Ich schätze die Arbeit zum Lehrplan sehr, denn das war eine Pionierarbeit für die Bağlama. Das vorgeschlagene Repertoire wurde durch das Wissen und die Erfahrung von mehreren Lehrenden, vor allem aus Nordrhein-West­falen, bestimmt und das zusammengestellte Repertoire kann ich nur bestätigen. Allerdings gibt es auf der Bağlama über 20 verschiedene Stimmungen, wobei die Bağlama-Stimmung sowie die Bozuk-Stimmung am meisten benutzt werden. Ich hoffe sehr, dass man auch einen Lehrplan für andere Stimmungen wie Bozuk, Müstezat, Misket etc. entwickelt.

Welche Rolle spielt Repertoirespiel in Wettbewerbs- und Prüfungsformaten, beispielsweise für Aufnahmeprüfungen, Prüfungen im Studium, Probevorspiele oder Wettbewerbe?
Natürlich ist Repertoirespiel auch in Bağlamaprüfungen und -wettbewerben wichtig. Viel wichtiger sind jedoch die Techniken sowie das Singen, das in der Tradition eine wichtige Rolle spielt. Je nach türkischer Re­gion können sich die Größe der Bağlama, die Spieltechnik und die Stimmung ändern, wobei es allerdings zwei Grundtechniken gibt: Zum einen das Spiel mit Plektrum (Tezene) und zum anderen das Spiel mit offener Hand und den Fingern (Şelpe). Das Spielen mit Plektrum ist deutlich verbreiteter als die Şelpe-Technik. Die Beherrschung beider Techniken spielt eine größere Rolle in den Wettbewerbs- und Prüfungsformaten als das Repertoirespiel.

Welche Rolle sollte dem Diskurs zu einem Bağlama­repertoire künftig zukommen? Würden Sie sich wünschen, dass ein von FachkollegInnen anerkanntes Repertoire aufgebaut und (z. B. in Büchern) festgeschrieben wird, an dem man sich orientieren kann? Wäre der Aufbau eines Repertoires in Analogie zum Repertoire „klassischer Musik“ mit Blick auf den Unterricht und den Konzertsaal Ihrer Meinung nach hilfreich?

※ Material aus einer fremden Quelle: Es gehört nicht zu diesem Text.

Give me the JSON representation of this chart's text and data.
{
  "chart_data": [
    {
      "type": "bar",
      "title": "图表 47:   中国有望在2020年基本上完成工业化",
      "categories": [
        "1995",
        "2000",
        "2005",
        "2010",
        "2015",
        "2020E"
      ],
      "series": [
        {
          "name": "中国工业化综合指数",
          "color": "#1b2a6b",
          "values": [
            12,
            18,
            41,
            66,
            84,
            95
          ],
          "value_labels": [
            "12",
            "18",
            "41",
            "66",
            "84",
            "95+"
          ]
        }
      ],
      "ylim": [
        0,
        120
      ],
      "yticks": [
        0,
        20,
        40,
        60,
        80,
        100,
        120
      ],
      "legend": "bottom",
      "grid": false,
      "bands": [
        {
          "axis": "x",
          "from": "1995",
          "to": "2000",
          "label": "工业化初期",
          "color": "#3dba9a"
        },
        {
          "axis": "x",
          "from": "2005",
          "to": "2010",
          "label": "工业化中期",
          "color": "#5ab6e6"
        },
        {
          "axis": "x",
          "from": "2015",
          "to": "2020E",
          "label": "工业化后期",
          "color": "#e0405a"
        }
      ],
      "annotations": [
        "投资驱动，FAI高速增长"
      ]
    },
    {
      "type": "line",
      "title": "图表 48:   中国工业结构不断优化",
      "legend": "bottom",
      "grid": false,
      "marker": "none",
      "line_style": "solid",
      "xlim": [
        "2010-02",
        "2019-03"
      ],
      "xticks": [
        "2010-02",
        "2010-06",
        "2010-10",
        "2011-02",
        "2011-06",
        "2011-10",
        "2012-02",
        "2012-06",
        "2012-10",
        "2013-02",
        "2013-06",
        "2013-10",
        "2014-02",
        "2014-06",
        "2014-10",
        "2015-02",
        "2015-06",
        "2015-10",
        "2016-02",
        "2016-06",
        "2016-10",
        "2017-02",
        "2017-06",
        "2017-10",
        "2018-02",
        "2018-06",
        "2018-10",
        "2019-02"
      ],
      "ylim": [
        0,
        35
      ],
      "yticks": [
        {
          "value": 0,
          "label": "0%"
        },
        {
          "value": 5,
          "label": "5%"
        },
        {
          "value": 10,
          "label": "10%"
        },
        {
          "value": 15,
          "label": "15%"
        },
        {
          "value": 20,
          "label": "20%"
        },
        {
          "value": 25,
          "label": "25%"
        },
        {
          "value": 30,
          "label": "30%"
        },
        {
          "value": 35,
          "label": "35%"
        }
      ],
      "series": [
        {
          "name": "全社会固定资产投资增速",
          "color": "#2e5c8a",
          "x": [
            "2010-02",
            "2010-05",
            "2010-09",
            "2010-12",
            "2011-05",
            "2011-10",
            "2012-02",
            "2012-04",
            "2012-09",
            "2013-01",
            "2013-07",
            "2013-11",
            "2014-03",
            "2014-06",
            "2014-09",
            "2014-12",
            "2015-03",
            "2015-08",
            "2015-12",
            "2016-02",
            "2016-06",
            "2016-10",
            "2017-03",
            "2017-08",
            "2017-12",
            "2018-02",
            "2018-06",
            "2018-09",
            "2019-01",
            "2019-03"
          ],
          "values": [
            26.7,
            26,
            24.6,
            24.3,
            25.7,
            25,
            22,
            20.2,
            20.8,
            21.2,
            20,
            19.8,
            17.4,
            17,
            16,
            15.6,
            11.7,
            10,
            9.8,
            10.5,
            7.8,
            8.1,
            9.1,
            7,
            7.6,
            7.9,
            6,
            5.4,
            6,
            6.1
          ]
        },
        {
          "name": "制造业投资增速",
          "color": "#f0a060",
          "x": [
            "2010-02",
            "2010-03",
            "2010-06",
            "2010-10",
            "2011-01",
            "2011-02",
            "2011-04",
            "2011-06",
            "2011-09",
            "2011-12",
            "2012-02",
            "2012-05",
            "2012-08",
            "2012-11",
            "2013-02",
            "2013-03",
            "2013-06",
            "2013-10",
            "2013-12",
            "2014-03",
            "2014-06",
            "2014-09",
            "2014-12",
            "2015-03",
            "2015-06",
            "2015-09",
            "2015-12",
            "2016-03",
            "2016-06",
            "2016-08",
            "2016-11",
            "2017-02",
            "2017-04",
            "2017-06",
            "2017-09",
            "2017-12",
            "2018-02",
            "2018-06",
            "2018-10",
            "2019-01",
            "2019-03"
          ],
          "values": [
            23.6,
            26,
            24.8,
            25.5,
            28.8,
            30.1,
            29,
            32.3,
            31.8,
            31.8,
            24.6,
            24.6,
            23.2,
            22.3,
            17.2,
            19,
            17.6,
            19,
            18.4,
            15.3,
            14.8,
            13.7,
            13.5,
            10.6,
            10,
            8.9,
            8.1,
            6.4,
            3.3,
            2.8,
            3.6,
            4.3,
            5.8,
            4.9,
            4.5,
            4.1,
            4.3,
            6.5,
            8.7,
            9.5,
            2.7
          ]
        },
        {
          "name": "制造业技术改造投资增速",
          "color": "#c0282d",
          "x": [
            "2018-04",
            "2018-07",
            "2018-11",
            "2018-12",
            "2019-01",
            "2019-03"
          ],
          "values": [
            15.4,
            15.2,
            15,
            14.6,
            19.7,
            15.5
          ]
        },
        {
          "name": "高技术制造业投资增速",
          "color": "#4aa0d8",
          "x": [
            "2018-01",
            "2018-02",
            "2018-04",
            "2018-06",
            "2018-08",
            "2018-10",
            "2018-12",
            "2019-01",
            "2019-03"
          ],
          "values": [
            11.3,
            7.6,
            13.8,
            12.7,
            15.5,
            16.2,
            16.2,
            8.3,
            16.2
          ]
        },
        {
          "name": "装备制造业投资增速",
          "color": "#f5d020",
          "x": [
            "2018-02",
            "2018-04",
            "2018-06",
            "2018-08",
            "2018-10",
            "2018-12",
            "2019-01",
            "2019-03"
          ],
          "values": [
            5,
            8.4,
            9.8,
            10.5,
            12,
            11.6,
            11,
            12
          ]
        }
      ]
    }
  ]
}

Ich wünsche mir sehr, dass so ein anerkanntes Repertoire aufgebaut wird. Es würde die Arbeit von Lehrenden sowie SchülerInnen im Kontext von Unterricht sowie bei der Vorbereitung auf Konzerte und Wettbewerbe deutlich erleichtern. Auf diese Weise muss sich der Lehrer nicht jedes Mal überlegen, was er im Unterricht mit den Lernenden machen sollte, da das Repertoire in einem Buch geordnet nach Schwierigkeitsgrad zur Verfügung stehen würde – z. B. Repertoire für AnfängerInnen, leicht Fortgeschrittene, Fortgeschrittene. Und auch die SchülerInnen erhalten so bereits einen Einblick auf das nächste Stück als nächstes Ziel und können sich darauf vorbereiten. Das kann die Lernenden meines Erachtens motivieren. Tatsächlich plane ich so eine Ausgabe seit einigen Jahren. Auch für die Teilnehmenden bei „Jugend musiziert“ wäre das sehr hilfreich, da viele nicht wissen, was sie dort spielen sollen.

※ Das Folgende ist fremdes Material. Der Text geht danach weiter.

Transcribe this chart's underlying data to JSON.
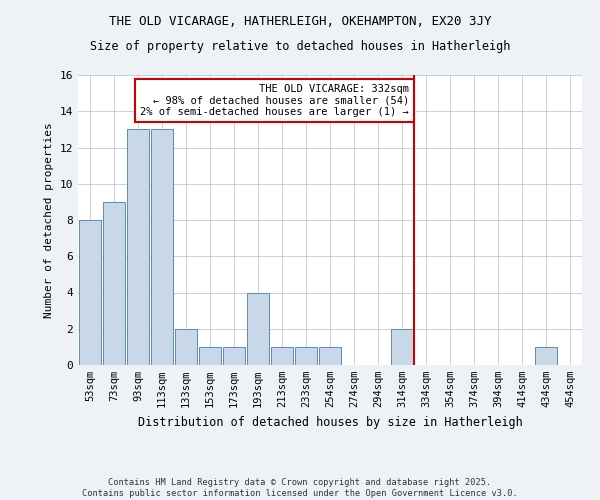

1 Tülek, Kenan: Bağlama spielen – Die Şelpe-Technik. Die einfache Methode für den modernen Unterricht, mit CD, hg. von der Popakademie Baden-Württemberg, Mainz 2018; Tülek, Kenan: Bağlama spielen – Die Tezene-Technik. Die einfache Methode für den modernen Unterricht, mit Online-Material, hg. von der Popakademie Baden-Württemberg, Mainz 2020.
2 Bei „Deyiş“ handelt es sich um eine bekannte Form ­eines Volkssänger-Repertoires, das aus Liedern in Gedichtform besteht.